Maintaining Jaguar's equally legendary ride quality must have been a challenge when TWR dropped the ride height and firmed up the suspension, yet even at low speed on urban roads the XJR-S is gentle on your joints. TWR's efforts with the steering feel are much appreciated, too, as it's sufficiently light to make a 1.7-ton coupe wieldy around town, but also meaty enough to allow you to place the car's long prow pretty much exactly where you want it when the road gets wiggly.

Not that the XJR-S is a natural in the tight stuff. Too big. Too much nose. It prefers broader A-roads, sweeping corners, conditions where it can show off its poise, its ability to shrug off mid-bend bumps and other surface nastiness. And its considerable grip, which the feelsome steering gives you a fine sense of.

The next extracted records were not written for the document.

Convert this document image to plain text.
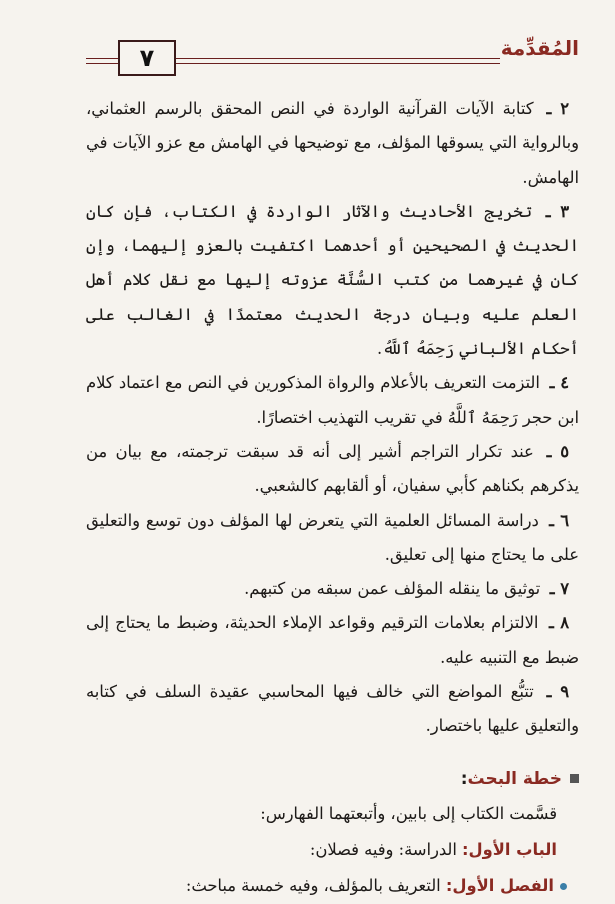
٧	المُقدِّمة

٢ ـ كتابة الآيات القرآنية الواردة في النص المحقق بالرسم العثماني، وبالرواية التي يسوقها المؤلف، مع توضيحها في الهامش مع عزو الآيات في الهامش.

٣ ـ تخريج الأحاديث والآثار الواردة في الكتاب، فإن كان الحديث في الصحيحين أو أحدهما اكتفيت بالعزو إليهما، وإن كان في غيرهما من كتب السُّنَّة عزوته إليها مع نقل كلام أهل العلم عليه وبيان درجة الحديث معتمدًا في الغالب على أحكام الألباني رَحِمَهُ ٱللَّهُ.

٤ ـ التزمت التعريف بالأعلام والرواة المذكورين في النص مع اعتماد كلام ابن حجر رَحِمَهُ ٱللَّهُ في تقريب التهذيب اختصارًا.

٥ ـ عند تكرار التراجم أشير إلى أنه قد سبقت ترجمته، مع بيان من يذكرهم بكناهم كأبي سفيان، أو ألقابهم كالشعبي.

٦ ـ دراسة المسائل العلمية التي يتعرض لها المؤلف دون توسع والتعليق على ما يحتاج منها إلى تعليق.

٧ ـ توثيق ما ينقله المؤلف عمن سبقه من كتبهم.

٨ ـ الالتزام بعلامات الترقيم وقواعد الإملاء الحديثة، وضبط ما يحتاج إلى ضبط مع التنبيه عليه.

٩ ـ تتبُّع المواضع التي خالف فيها المحاسبي عقيدة السلف في كتابه والتعليق عليها باختصار.

خطة البحث:
قسَّمت الكتاب إلى بابين، وأتبعتهما الفهارس:
الباب الأول: الدراسة: وفيه فصلان:
الفصل الأول: التعريف بالمؤلف، وفيه خمسة مباحث:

The modern motoring mind-set needs some adjustment to tune into the way the V12 performs. As mentioned earlier, it's no bellowing beast, even when ragged hard. Nor does it seem especially fast. Not to begin with. That's because it has lots of torque - 294lb ft at 3500rpm - and torque is like a speed mask. Especially when operating through a three-speed automatic. Maybe it's just me, but unless an engine is bouncing off a 7800rpm rev limiter, I find it hard initially to judge its pace. In the XJR-S you have to be observant, watch how the view shifts out of the side glass, how the speedo is responding. Then you realise that it remains genuinely rapid; it also explains why the new BMW 6-series behind is going to stay behind...

Undoubtedly the most heroic XJ-S models that TWR produced were those icons of European Touring Car racing. The road cars can't really replicate their raw drama. Yet even now, if fuel money were no object, I'd happily jump into an XJR-S and glide off down to the south of France, smiling all the way.